When David's brother Edgar died in 1107, David became king of Southern Scotland (below the line of the Forth and Clyde). His brother Alexander I was unhappy at this arrangement but David had more knights than Alexander with which to defend his inheritance. After all, King Henry I had given David the "Honour of Huntingdon" (country manors in eleven counties), made him prince of Cumbria and married him to a widowed heiress of Northumberland.

When Alexander I died in 1124, David set off for Scotland, accompanied by many knights and courtiers from Norman England - many of whom became the future aristocrats and even kings of Scotland - including Bruce, Balliol and FitzAlan (who later became the Stewart kings).

David established a feudal system in Scotland and introduced many novel ideas such as silver coinage, promoting education and giving audiences to rich and poor alike. Stirling, Perth and Dunfermline were made royal burghs which meant that they could engage in foreign trade. David also founded 15 religious houses, including the abbeys at Jedburgh, Kelso and Melrose.

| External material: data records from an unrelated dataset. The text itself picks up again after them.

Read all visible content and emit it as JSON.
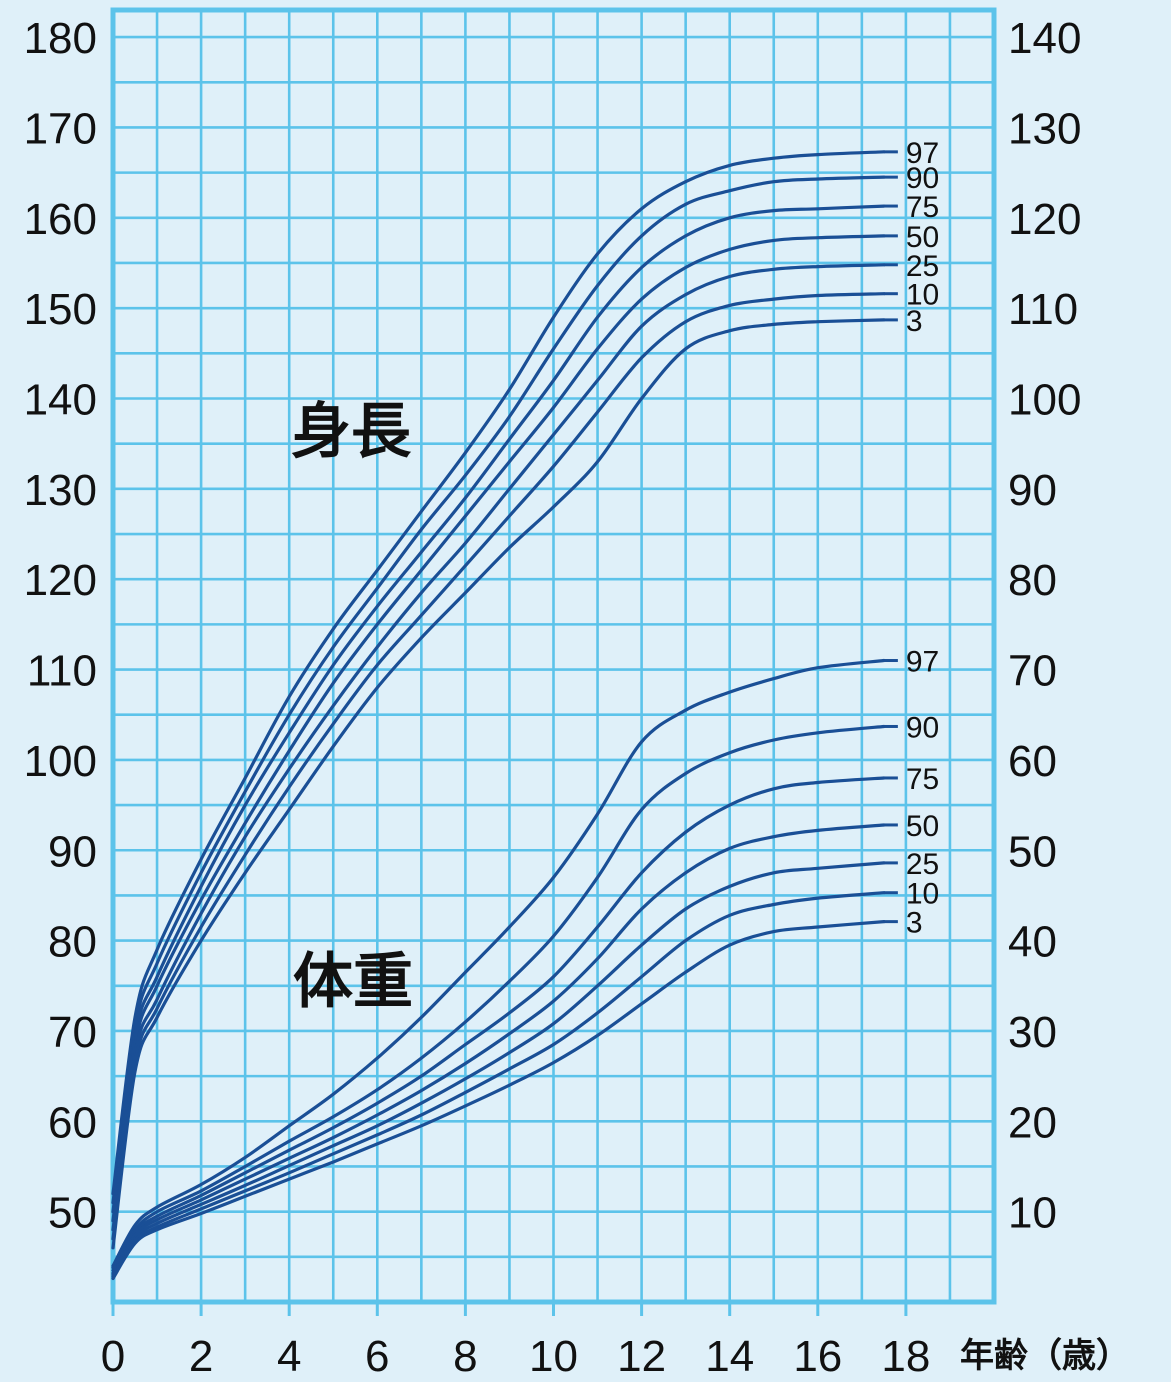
{
  "chart_data": {
    "type": "line",
    "colors": {
      "background": "#dff0f9",
      "grid": "#5cc3ea",
      "curve": "#1a4f96"
    },
    "x": {
      "label": "年齢（歳）",
      "range": [
        0,
        20
      ],
      "ticks": [
        "0",
        "2",
        "4",
        "6",
        "8",
        "10",
        "12",
        "14",
        "16",
        "18"
      ]
    },
    "y_left": {
      "range": [
        40,
        183
      ],
      "ticks": [
        50,
        60,
        70,
        80,
        90,
        100,
        110,
        120,
        130,
        140,
        150,
        160,
        170,
        180
      ]
    },
    "y_right": {
      "range": [
        0,
        143
      ],
      "ticks": [
        10,
        20,
        30,
        40,
        50,
        60,
        70,
        80,
        90,
        100,
        110,
        120,
        130,
        140
      ]
    },
    "grid": true,
    "height": {
      "title": "身長",
      "axis": "left",
      "series": [
        {
          "name": "97",
          "points": [
            [
              0,
              52
            ],
            [
              0.5,
              71.5
            ],
            [
              1,
              79
            ],
            [
              2,
              89
            ],
            [
              3,
              98
            ],
            [
              4,
              107
            ],
            [
              5,
              114.5
            ],
            [
              6,
              121
            ],
            [
              7,
              127.5
            ],
            [
              8,
              134
            ],
            [
              9,
              141
            ],
            [
              10,
              149
            ],
            [
              11,
              156
            ],
            [
              12,
              161
            ],
            [
              13,
              164
            ],
            [
              14,
              165.8
            ],
            [
              15,
              166.6
            ],
            [
              16,
              167
            ],
            [
              17.5,
              167.3
            ]
          ]
        },
        {
          "name": "90",
          "points": [
            [
              0,
              51
            ],
            [
              0.5,
              70.5
            ],
            [
              1,
              77.5
            ],
            [
              2,
              87.5
            ],
            [
              3,
              96.5
            ],
            [
              4,
              105
            ],
            [
              5,
              112.5
            ],
            [
              6,
              119
            ],
            [
              7,
              125.5
            ],
            [
              8,
              131.5
            ],
            [
              9,
              138
            ],
            [
              10,
              145.5
            ],
            [
              11,
              152.5
            ],
            [
              12,
              158
            ],
            [
              13,
              161.5
            ],
            [
              14,
              163
            ],
            [
              15,
              164
            ],
            [
              16,
              164.3
            ],
            [
              17.5,
              164.5
            ]
          ]
        },
        {
          "name": "75",
          "points": [
            [
              0,
              50
            ],
            [
              0.5,
              69.5
            ],
            [
              1,
              76
            ],
            [
              2,
              86
            ],
            [
              3,
              95
            ],
            [
              4,
              103
            ],
            [
              5,
              110.5
            ],
            [
              6,
              117
            ],
            [
              7,
              123
            ],
            [
              8,
              129
            ],
            [
              9,
              135.5
            ],
            [
              10,
              142
            ],
            [
              11,
              149
            ],
            [
              12,
              154.5
            ],
            [
              13,
              158
            ],
            [
              14,
              160
            ],
            [
              15,
              160.8
            ],
            [
              16,
              161
            ],
            [
              17.5,
              161.3
            ]
          ]
        },
        {
          "name": "50",
          "points": [
            [
              0,
              49
            ],
            [
              0.5,
              68.5
            ],
            [
              1,
              75
            ],
            [
              2,
              84.5
            ],
            [
              3,
              93
            ],
            [
              4,
              101
            ],
            [
              5,
              108.5
            ],
            [
              6,
              115
            ],
            [
              7,
              121
            ],
            [
              8,
              127
            ],
            [
              9,
              133
            ],
            [
              10,
              139
            ],
            [
              11,
              145.5
            ],
            [
              12,
              151
            ],
            [
              13,
              154.5
            ],
            [
              14,
              156.5
            ],
            [
              15,
              157.5
            ],
            [
              16,
              157.8
            ],
            [
              17.5,
              158
            ]
          ]
        },
        {
          "name": "25",
          "points": [
            [
              0,
              48
            ],
            [
              0.5,
              67.5
            ],
            [
              1,
              73.5
            ],
            [
              2,
              83
            ],
            [
              3,
              91.5
            ],
            [
              4,
              99
            ],
            [
              5,
              106
            ],
            [
              6,
              112.5
            ],
            [
              7,
              118.5
            ],
            [
              8,
              124
            ],
            [
              9,
              130
            ],
            [
              10,
              136
            ],
            [
              11,
              142
            ],
            [
              12,
              148
            ],
            [
              13,
              151.5
            ],
            [
              14,
              153.5
            ],
            [
              15,
              154.3
            ],
            [
              16,
              154.6
            ],
            [
              17.5,
              154.8
            ]
          ]
        },
        {
          "name": "10",
          "points": [
            [
              0,
              47
            ],
            [
              0.5,
              66.5
            ],
            [
              1,
              72.5
            ],
            [
              2,
              81.5
            ],
            [
              3,
              89.5
            ],
            [
              4,
              97
            ],
            [
              5,
              104
            ],
            [
              6,
              110.5
            ],
            [
              7,
              116
            ],
            [
              8,
              121.5
            ],
            [
              9,
              127
            ],
            [
              10,
              132.5
            ],
            [
              11,
              138.5
            ],
            [
              12,
              144.5
            ],
            [
              13,
              148.5
            ],
            [
              14,
              150.3
            ],
            [
              15,
              151
            ],
            [
              16,
              151.4
            ],
            [
              17.5,
              151.6
            ]
          ]
        },
        {
          "name": "3",
          "points": [
            [
              0,
              46
            ],
            [
              0.5,
              65.5
            ],
            [
              1,
              71.5
            ],
            [
              2,
              80
            ],
            [
              3,
              87.5
            ],
            [
              4,
              94.5
            ],
            [
              5,
              101.5
            ],
            [
              6,
              108
            ],
            [
              7,
              113.5
            ],
            [
              8,
              118.5
            ],
            [
              9,
              123.5
            ],
            [
              10,
              128
            ],
            [
              11,
              133
            ],
            [
              12,
              140
            ],
            [
              13,
              145.5
            ],
            [
              14,
              147.5
            ],
            [
              15,
              148.2
            ],
            [
              16,
              148.5
            ],
            [
              17.5,
              148.7
            ]
          ]
        }
      ]
    },
    "weight": {
      "title": "体重",
      "axis": "right",
      "series": [
        {
          "name": "97",
          "points": [
            [
              0,
              4
            ],
            [
              0.5,
              8.5
            ],
            [
              1,
              10.5
            ],
            [
              2,
              13
            ],
            [
              3,
              16
            ],
            [
              4,
              19.5
            ],
            [
              5,
              23
            ],
            [
              6,
              27
            ],
            [
              7,
              31.5
            ],
            [
              8,
              36.5
            ],
            [
              9,
              41.5
            ],
            [
              10,
              47
            ],
            [
              11,
              54
            ],
            [
              12,
              62
            ],
            [
              13,
              65.5
            ],
            [
              14,
              67.5
            ],
            [
              15,
              69
            ],
            [
              16,
              70.2
            ],
            [
              17.5,
              71
            ]
          ]
        },
        {
          "name": "90",
          "points": [
            [
              0,
              3.8
            ],
            [
              0.5,
              8
            ],
            [
              1,
              10
            ],
            [
              2,
              12.3
            ],
            [
              3,
              15
            ],
            [
              4,
              17.8
            ],
            [
              5,
              20.5
            ],
            [
              6,
              23.5
            ],
            [
              7,
              27
            ],
            [
              8,
              31
            ],
            [
              9,
              35.5
            ],
            [
              10,
              40.5
            ],
            [
              11,
              47
            ],
            [
              12,
              54.5
            ],
            [
              13,
              58.5
            ],
            [
              14,
              60.8
            ],
            [
              15,
              62.2
            ],
            [
              16,
              63
            ],
            [
              17.5,
              63.7
            ]
          ]
        },
        {
          "name": "75",
          "points": [
            [
              0,
              3.5
            ],
            [
              0.5,
              7.7
            ],
            [
              1,
              9.5
            ],
            [
              2,
              11.8
            ],
            [
              3,
              14.3
            ],
            [
              4,
              16.8
            ],
            [
              5,
              19.3
            ],
            [
              6,
              22
            ],
            [
              7,
              25
            ],
            [
              8,
              28.5
            ],
            [
              9,
              32
            ],
            [
              10,
              36
            ],
            [
              11,
              41.5
            ],
            [
              12,
              47.5
            ],
            [
              13,
              52
            ],
            [
              14,
              55
            ],
            [
              15,
              56.8
            ],
            [
              16,
              57.5
            ],
            [
              17.5,
              58
            ]
          ]
        },
        {
          "name": "50",
          "points": [
            [
              0,
              3.2
            ],
            [
              0.5,
              7.4
            ],
            [
              1,
              9.1
            ],
            [
              2,
              11.3
            ],
            [
              3,
              13.6
            ],
            [
              4,
              15.9
            ],
            [
              5,
              18.2
            ],
            [
              6,
              20.7
            ],
            [
              7,
              23.4
            ],
            [
              8,
              26.4
            ],
            [
              9,
              29.7
            ],
            [
              10,
              33.3
            ],
            [
              11,
              38
            ],
            [
              12,
              43.5
            ],
            [
              13,
              47.5
            ],
            [
              14,
              50.2
            ],
            [
              15,
              51.5
            ],
            [
              16,
              52.2
            ],
            [
              17.5,
              52.8
            ]
          ]
        },
        {
          "name": "25",
          "points": [
            [
              0,
              3
            ],
            [
              0.5,
              7.1
            ],
            [
              1,
              8.7
            ],
            [
              2,
              10.8
            ],
            [
              3,
              12.9
            ],
            [
              4,
              15.1
            ],
            [
              5,
              17.3
            ],
            [
              6,
              19.5
            ],
            [
              7,
              22
            ],
            [
              8,
              24.7
            ],
            [
              9,
              27.6
            ],
            [
              10,
              30.8
            ],
            [
              11,
              35
            ],
            [
              12,
              39.5
            ],
            [
              13,
              43.5
            ],
            [
              14,
              46
            ],
            [
              15,
              47.5
            ],
            [
              16,
              48
            ],
            [
              17.5,
              48.6
            ]
          ]
        },
        {
          "name": "10",
          "points": [
            [
              0,
              2.8
            ],
            [
              0.5,
              6.8
            ],
            [
              1,
              8.3
            ],
            [
              2,
              10.3
            ],
            [
              3,
              12.3
            ],
            [
              4,
              14.3
            ],
            [
              5,
              16.4
            ],
            [
              6,
              18.5
            ],
            [
              7,
              20.7
            ],
            [
              8,
              23.2
            ],
            [
              9,
              25.8
            ],
            [
              10,
              28.5
            ],
            [
              11,
              32
            ],
            [
              12,
              36
            ],
            [
              13,
              40
            ],
            [
              14,
              42.8
            ],
            [
              15,
              44
            ],
            [
              16,
              44.7
            ],
            [
              17.5,
              45.3
            ]
          ]
        },
        {
          "name": "3",
          "points": [
            [
              0,
              2.6
            ],
            [
              0.5,
              6.5
            ],
            [
              1,
              8
            ],
            [
              2,
              9.8
            ],
            [
              3,
              11.7
            ],
            [
              4,
              13.6
            ],
            [
              5,
              15.5
            ],
            [
              6,
              17.5
            ],
            [
              7,
              19.5
            ],
            [
              8,
              21.7
            ],
            [
              9,
              24
            ],
            [
              10,
              26.5
            ],
            [
              11,
              29.5
            ],
            [
              12,
              33
            ],
            [
              13,
              36.5
            ],
            [
              14,
              39.5
            ],
            [
              15,
              41
            ],
            [
              16,
              41.5
            ],
            [
              17.5,
              42.1
            ]
          ]
        }
      ]
    }
  }
}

His was a long and largely peaceful reign though he did have to deal with rebellions by the Earl of Moray in 1130 and the Bishop of the Isles in 1140. He also decided to take advantage of the death of Henry I and attempted to push the Scottish border further south. In 1138, at the Battle of the Standard near Northallerton, he did not follow up an attack by the Scottish knights and decided to leave the field of battle. While it was by no means a rout, the English army had clearly won the day. However, in 1139, under the Treaty of Durham, King Stephen of England not only recognised Scotland as an independent kingdom, but also ceded Northumbria.

King David died peacefully on 24 May 1153, in Carlisle at the age of 69. He had ended his days gardening and tending orchards below Edinburgh Castle and in Haddington. His only son Henry had died in 1152, so he was succeeded by his 12-year-old grandson, Malcolm IV.

The ilustration above is of King David (on the left) and his grandson Malcolm IV. It is from a decorated charter of 1165, granted to Kelso Abbey. The charter is now in the possession of the Duke of Roxburghe (though this photo is of a copy on display at Jedburgh Abbey).